Heralded as a breakthrough in laser technology that will benefit biomedicine by opening the door to DNA manipulation and other applications, scientists in the US have made the world's smallest semiconductor laser that can focus light in a space smaller than a single protein molecule.
The research that led to the breakthrough was done by Dr Xiang Zhang, professor of mechanical engineering and director of University of California Berkeley's Nanoscale Science and Engineering Center, and colleagues, and is described in the 30 August advanced online issue of the journal Nature.
The research breaks new ground in the field of optics because Zhang and colleagues have not only found a way to squeeze light into a tiny space but also found a way to stop it dissipating as it moves along, ie it maintains true laser properties.
For some time now optics experts have been experimenting with trying to make electromagnetic beams smaller and smaller, and it has been traditionally accepted that you can't compress such waves into spaces smaller than half their wavelength.
But as, Zhang said:
"This work shatters traditional notions of laser limits, and makes a major advance toward applications in the biomedical, communications and computing fields."
He said their achievement opens the door to the development of "nanolasers" that will be able to probe, manipulate and characterize DNA molecules. In other fields like telecommunications, it will enable data to be carried at speeds many times faster than current technology.

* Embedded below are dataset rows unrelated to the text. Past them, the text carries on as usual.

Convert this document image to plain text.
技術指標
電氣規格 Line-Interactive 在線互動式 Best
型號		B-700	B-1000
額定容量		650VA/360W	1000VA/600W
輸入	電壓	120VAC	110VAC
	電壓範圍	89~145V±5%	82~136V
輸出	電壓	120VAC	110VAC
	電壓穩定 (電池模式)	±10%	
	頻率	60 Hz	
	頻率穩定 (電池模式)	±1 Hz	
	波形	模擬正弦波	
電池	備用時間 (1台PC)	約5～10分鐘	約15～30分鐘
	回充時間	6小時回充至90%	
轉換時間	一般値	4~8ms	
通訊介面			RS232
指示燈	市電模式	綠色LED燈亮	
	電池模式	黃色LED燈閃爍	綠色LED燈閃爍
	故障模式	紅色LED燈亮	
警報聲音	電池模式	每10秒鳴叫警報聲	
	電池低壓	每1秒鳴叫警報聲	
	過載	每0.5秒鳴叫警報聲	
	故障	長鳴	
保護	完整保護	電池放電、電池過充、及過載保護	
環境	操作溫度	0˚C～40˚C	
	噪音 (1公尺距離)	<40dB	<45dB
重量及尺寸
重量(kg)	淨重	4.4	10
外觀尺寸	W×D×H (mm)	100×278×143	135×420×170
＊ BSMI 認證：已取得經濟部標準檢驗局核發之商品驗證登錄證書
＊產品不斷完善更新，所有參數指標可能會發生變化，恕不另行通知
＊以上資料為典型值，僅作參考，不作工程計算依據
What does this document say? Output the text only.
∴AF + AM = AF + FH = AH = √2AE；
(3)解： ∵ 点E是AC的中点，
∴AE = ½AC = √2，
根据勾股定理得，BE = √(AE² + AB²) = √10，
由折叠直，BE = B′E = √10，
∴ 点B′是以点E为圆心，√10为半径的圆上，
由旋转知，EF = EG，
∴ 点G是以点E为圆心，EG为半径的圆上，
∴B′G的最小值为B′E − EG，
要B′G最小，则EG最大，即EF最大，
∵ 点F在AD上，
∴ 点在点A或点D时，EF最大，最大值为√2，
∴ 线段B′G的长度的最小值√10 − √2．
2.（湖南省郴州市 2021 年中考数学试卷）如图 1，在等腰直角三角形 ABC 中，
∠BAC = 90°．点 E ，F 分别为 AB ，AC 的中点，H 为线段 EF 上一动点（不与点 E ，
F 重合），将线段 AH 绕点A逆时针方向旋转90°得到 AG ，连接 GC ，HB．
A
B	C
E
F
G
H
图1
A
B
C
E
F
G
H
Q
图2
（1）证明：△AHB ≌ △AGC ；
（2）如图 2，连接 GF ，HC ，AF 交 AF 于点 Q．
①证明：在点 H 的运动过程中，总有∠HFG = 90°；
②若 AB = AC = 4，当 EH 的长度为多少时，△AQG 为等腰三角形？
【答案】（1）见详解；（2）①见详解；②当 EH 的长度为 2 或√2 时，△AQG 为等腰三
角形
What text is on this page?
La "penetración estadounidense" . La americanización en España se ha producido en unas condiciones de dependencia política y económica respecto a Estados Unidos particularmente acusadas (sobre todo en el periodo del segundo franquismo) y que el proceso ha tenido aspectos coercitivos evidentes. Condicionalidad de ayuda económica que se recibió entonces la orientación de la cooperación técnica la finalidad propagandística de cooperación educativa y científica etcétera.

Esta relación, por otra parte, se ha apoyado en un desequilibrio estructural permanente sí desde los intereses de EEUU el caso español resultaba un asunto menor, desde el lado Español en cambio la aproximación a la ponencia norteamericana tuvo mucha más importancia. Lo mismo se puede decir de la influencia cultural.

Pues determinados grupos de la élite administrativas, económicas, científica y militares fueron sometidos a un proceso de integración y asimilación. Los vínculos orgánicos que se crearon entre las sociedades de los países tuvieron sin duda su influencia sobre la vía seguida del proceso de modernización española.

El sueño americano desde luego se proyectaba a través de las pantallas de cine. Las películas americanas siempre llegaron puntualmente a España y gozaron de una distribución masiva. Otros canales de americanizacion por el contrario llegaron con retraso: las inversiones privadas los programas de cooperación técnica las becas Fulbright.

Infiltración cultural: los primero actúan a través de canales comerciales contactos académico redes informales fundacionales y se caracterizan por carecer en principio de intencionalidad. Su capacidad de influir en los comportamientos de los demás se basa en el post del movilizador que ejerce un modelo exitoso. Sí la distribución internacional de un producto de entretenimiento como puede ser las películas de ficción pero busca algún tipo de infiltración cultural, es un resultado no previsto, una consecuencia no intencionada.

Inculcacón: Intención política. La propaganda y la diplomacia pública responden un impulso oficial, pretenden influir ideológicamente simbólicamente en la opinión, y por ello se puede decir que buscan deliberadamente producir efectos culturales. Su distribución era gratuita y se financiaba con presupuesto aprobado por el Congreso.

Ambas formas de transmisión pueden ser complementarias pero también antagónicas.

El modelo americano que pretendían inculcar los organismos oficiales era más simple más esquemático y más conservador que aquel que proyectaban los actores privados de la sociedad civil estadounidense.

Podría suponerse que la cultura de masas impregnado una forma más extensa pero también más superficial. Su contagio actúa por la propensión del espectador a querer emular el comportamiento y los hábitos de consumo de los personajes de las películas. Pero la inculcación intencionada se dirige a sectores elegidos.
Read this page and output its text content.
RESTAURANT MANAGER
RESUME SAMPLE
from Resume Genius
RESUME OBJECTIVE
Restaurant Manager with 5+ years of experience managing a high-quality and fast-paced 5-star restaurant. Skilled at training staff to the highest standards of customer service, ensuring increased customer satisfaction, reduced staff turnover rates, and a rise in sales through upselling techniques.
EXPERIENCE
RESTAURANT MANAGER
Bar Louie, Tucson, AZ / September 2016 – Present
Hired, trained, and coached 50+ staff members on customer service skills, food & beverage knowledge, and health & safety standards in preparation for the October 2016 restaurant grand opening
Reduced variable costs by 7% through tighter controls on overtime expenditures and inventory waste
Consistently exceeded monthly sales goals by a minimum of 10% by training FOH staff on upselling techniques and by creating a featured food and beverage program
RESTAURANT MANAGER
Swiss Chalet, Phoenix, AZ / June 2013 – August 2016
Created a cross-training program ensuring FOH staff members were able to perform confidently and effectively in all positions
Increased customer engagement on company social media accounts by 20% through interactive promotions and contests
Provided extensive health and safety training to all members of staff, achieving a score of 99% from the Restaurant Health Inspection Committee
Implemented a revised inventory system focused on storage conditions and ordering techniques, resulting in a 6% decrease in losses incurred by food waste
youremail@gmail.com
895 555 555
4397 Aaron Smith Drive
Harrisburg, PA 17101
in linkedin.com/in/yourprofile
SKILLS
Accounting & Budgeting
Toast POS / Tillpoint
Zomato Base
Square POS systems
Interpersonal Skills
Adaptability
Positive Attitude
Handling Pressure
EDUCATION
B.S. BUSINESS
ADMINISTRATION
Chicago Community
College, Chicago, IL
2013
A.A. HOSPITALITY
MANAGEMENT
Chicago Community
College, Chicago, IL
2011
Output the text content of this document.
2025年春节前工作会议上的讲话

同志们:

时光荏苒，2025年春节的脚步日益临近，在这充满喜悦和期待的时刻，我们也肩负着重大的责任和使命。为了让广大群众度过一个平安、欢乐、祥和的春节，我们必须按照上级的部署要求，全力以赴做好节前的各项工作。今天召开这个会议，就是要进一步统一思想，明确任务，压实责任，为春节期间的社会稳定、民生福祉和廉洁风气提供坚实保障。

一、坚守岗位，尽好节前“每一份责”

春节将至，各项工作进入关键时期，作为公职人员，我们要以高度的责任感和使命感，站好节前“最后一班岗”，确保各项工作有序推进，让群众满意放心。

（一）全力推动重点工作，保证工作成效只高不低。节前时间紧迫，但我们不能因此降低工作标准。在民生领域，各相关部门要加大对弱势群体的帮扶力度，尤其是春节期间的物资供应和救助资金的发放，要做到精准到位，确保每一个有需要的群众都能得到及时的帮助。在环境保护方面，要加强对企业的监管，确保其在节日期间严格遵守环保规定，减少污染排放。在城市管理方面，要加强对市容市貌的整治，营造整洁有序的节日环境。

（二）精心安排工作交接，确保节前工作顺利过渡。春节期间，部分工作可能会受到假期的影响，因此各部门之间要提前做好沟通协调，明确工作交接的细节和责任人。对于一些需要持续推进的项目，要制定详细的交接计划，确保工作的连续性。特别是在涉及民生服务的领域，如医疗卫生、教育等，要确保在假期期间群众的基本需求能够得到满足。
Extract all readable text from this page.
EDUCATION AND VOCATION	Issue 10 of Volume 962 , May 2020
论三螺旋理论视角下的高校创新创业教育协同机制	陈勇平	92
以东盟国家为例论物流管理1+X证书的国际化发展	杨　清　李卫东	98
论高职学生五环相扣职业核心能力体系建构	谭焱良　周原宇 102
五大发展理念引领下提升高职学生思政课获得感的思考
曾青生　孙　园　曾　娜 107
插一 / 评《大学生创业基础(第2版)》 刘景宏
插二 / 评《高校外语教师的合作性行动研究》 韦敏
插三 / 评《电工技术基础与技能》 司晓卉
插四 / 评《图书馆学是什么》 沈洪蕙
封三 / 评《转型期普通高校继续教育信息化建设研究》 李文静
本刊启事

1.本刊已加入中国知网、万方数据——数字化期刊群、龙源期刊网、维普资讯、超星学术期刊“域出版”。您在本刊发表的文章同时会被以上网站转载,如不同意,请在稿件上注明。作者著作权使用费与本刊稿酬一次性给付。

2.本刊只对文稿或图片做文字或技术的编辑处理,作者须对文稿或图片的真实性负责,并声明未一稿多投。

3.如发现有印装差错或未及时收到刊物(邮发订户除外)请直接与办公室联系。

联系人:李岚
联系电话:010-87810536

And it will help the development of optical computers where light replaces electronic circuits, enabling huge leaps in speed and processing power.
Researchers have been trying to compress light down to the dozens of nanometers, reaching the traditionally held limit of half of its wavelenght, by binding the light to the electrons that oscillate together on the surface of metals, creating what are called surface plasmons: where light and oscillating electrons interact.
One of the problems of making lasers this small is that the natural electrical resistance of the metals cause the plasmons to dissipate very quickly, and the challenge is how to overcome this plus keep the integrity of the excitation between the light and oscillating electrons going continuously (amplification).
Zhang and colleagues created a structure capable of storing light energy in a non-metallic gap that was some 20 times smaller than its wavelength. The gap is about 5 nanometers, about the size of a single protein molecule. They made the structure out of cadmium sulfide nanowire (about 1,000 times thinner than human hair) with a silver surface.
The new structure overcame the problem of energy dissipation, now there remained the problem of amplification.
But what they found was the nanowire gap did both jobs: it was a confinement mechanism that stopped losses and it was an amplifier.
"It's pulling double duty," said lead author Dr Rupert Oulton, a research associate in Zhang's lab who first came up with the nanowire gap idea last year.
This was a real bonus because in such small spaces there is not much room to play with and by doing both jobs the new "hybrid" structure saved having to put another device in that space.
The authors wrote that holding and sustaining light in such a small space alters radically the way it interacts with matter and causes a significant increase in the spontaneous emission rate of light. Zhang and colleagues measured a six-fold increase in the spontaneous emission rate.
Biochemists are already using plasmons to look at protein to protein interaction. More conventional methods rely on labelling one protein with a fluorescent dye of one colour and another protein with a dye of another colour. This method has limits in that sometimes the dyes change the way the proteins behave, and also, when the labels sit on top of each other, you can't see if the proteins have really interacted.
So biochemists are really keen to have tools that allow them to see how proteins interact in their natural form, and devices that rely on plasmon resonance allow them to do that. They use the fact that plasmons require radiation of specific wavelengths to oscillate, and proteins attached to the surfaces that generate the plasmons change the frequency at which they resonate. By measuring changes in resonance, the scientists can tell what is happening at the protein-protein interaction level.
Now with this new breakthrough from Zhang and colleagues, the "probe" has got even smaller, making it more possible that one day, devices like plasmon nanolasers will be able to explore and manipulate at the DNA level.